A Copasa é uma companhia de saneamento de esgosto e abastecimento de água do estado de Minas Gerais. Atualmente a empresa possui 640 concessões de água e 310 de esgotamento com 632 e 269 respectivamente estando em operação.
A companhia detém 640 concessões de água e 309 concessões de esgoto sendo a mais importante a do município de Belo Horizinte que vence em 2032. A empresa tem 10 concessões que representam aproximadamente 50% da sua receita líquida.
O reajuste nas tarifas com base na inflação e o monopólio nas regiões onde atua com serviço prestado sendo essencial para a população permitem uma alta previsibilidade nos resultados de fluxo de caixa da empresa.
No final de 2025 a companhia contratou a consultoria Ernest & Young e o BTG Pactual para realizar estudos sobre possíveis alternativas para a privatização da companhia.

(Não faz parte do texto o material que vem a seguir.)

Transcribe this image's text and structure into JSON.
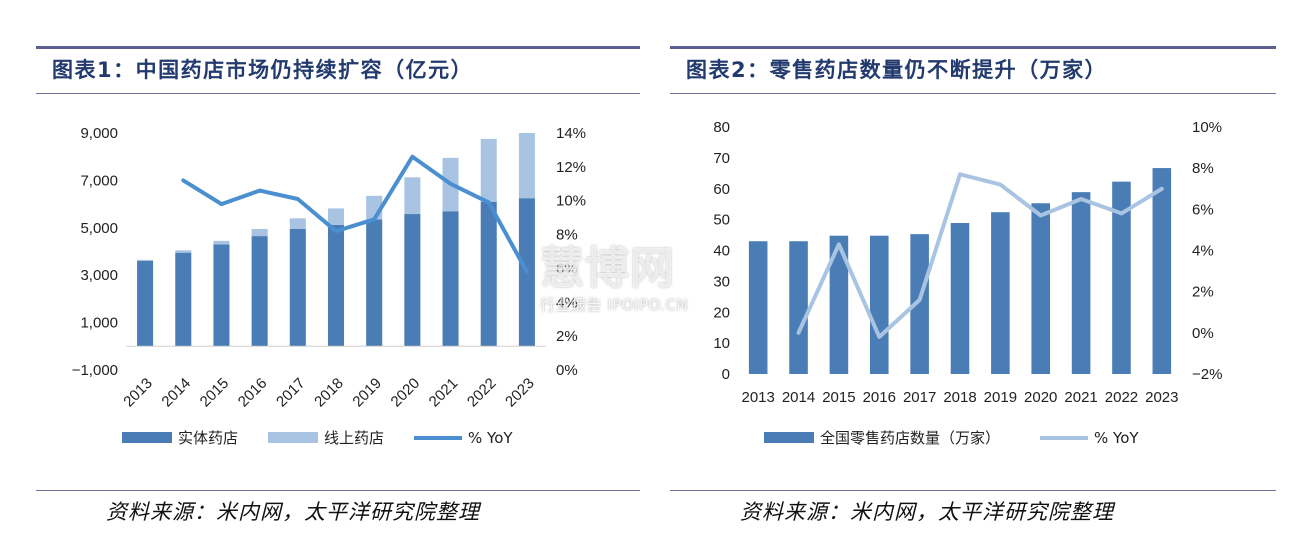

Entre as alternativas estão a realização de leilão ou follow-on na bolsa como foi feito pela recente privatização da Sabesp.
Vale ressaltar que o governador de Minas Gerais, Romeu Zema, já sancionou lei que permite a privatização da Copasa.
Diante disso a expectativa é de que a conclusão da privatização aconteça ainda no início deste ano sendo o único ponto pendente a conclusão do contrato de renovação da concessão com o município de Belo Horizonte, em que a empresa já comunicou ter chegado a termos iniciais.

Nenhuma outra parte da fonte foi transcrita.